Todays’ snapshot of a confirmation class
(Note: These are not necessarily considered best practices and could serve as a means to review what your current practices are and how you might “up your game.”)
- Control and standards are decentralized – Confirmation programs have very little overall denominational control or standards. In the Episcopal Church, some (very few) have diocesan guidelines. Each congregation offers confirmation preparation their “own way.”
- Programs are clergy-centered – Clergy members almost always directly supervise and participate in their congregation’s confirmation programs (97% of all programs). In 25% of all programs, clergy members lead with no other adult involvement. (Our note: Safe church practices?)
- Settings resemble a school classroom model – There are regularly scheduled classes (45 minutes – 2 hours) that follow a planned curriculum. It coincides with the school calendar (entire year/s, or just fall or spring semester). Programs with alternative approaches are outliers.
- Classes are discussion-based – 96% of programs use the methodology of small group discussion. These may follow a lecture, include Bible study, follow a multimedia presentation, be inquiry-led, or may revolve around a game or other hands-on learning.
- Programs are contextual – Programs are structured around unique needs of individuals congregations, communities, and / or students. Class meetings (day, time, program duration is based on the needs of students and families. Programs with the same number of classroom hours may look very different from one another.

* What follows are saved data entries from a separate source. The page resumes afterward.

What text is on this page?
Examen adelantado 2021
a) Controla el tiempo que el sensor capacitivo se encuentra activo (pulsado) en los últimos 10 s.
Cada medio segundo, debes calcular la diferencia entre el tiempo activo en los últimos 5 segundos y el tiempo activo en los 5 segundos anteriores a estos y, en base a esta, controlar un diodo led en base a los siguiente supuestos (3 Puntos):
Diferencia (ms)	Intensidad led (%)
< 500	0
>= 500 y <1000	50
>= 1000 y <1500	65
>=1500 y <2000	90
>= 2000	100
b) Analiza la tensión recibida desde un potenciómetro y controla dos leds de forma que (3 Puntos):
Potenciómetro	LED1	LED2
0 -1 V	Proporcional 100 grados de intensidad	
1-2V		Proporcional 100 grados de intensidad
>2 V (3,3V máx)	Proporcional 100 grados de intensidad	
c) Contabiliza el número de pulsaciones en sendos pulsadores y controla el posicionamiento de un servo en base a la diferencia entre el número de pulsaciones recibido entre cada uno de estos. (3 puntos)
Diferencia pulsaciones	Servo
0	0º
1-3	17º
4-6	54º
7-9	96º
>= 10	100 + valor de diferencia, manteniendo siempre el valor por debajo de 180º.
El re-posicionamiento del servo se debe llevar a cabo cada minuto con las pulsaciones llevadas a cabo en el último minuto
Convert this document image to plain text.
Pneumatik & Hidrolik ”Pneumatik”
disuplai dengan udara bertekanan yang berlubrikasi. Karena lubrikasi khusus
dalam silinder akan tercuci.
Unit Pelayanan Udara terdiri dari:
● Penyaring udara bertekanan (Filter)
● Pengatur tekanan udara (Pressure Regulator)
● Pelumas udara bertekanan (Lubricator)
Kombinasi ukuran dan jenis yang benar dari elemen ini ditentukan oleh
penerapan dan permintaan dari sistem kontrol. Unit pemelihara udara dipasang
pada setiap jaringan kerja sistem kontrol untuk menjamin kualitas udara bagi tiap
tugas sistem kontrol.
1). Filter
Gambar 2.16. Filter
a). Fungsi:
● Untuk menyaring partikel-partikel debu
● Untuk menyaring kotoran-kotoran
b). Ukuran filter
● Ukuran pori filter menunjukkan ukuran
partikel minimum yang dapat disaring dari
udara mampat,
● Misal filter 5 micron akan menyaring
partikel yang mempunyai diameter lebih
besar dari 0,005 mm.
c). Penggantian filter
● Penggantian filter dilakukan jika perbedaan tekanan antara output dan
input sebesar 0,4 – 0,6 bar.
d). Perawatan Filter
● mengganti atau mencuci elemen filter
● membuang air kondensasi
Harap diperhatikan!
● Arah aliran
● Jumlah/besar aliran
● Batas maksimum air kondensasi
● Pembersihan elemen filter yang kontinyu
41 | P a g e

- There’s no standard for the number of classroom hours – There is lots of variability due to each congregation’s contextual reality, the decentralized nature of confirmation ministry, and the necessity of a ministry leader to coordinate the program
- There’s no standard for out-of-classroom activity – Some programs have not extra requirements (not even worship attendance) while some require volunteering, retreat/camp attendance, homework, etc.
- There’s inconsistency on enforcement of requirements – For example, some programs have fairly strict standards and requirements to fulfill prior to the confirmation rite. The majority are much less strict or have fairly low standards.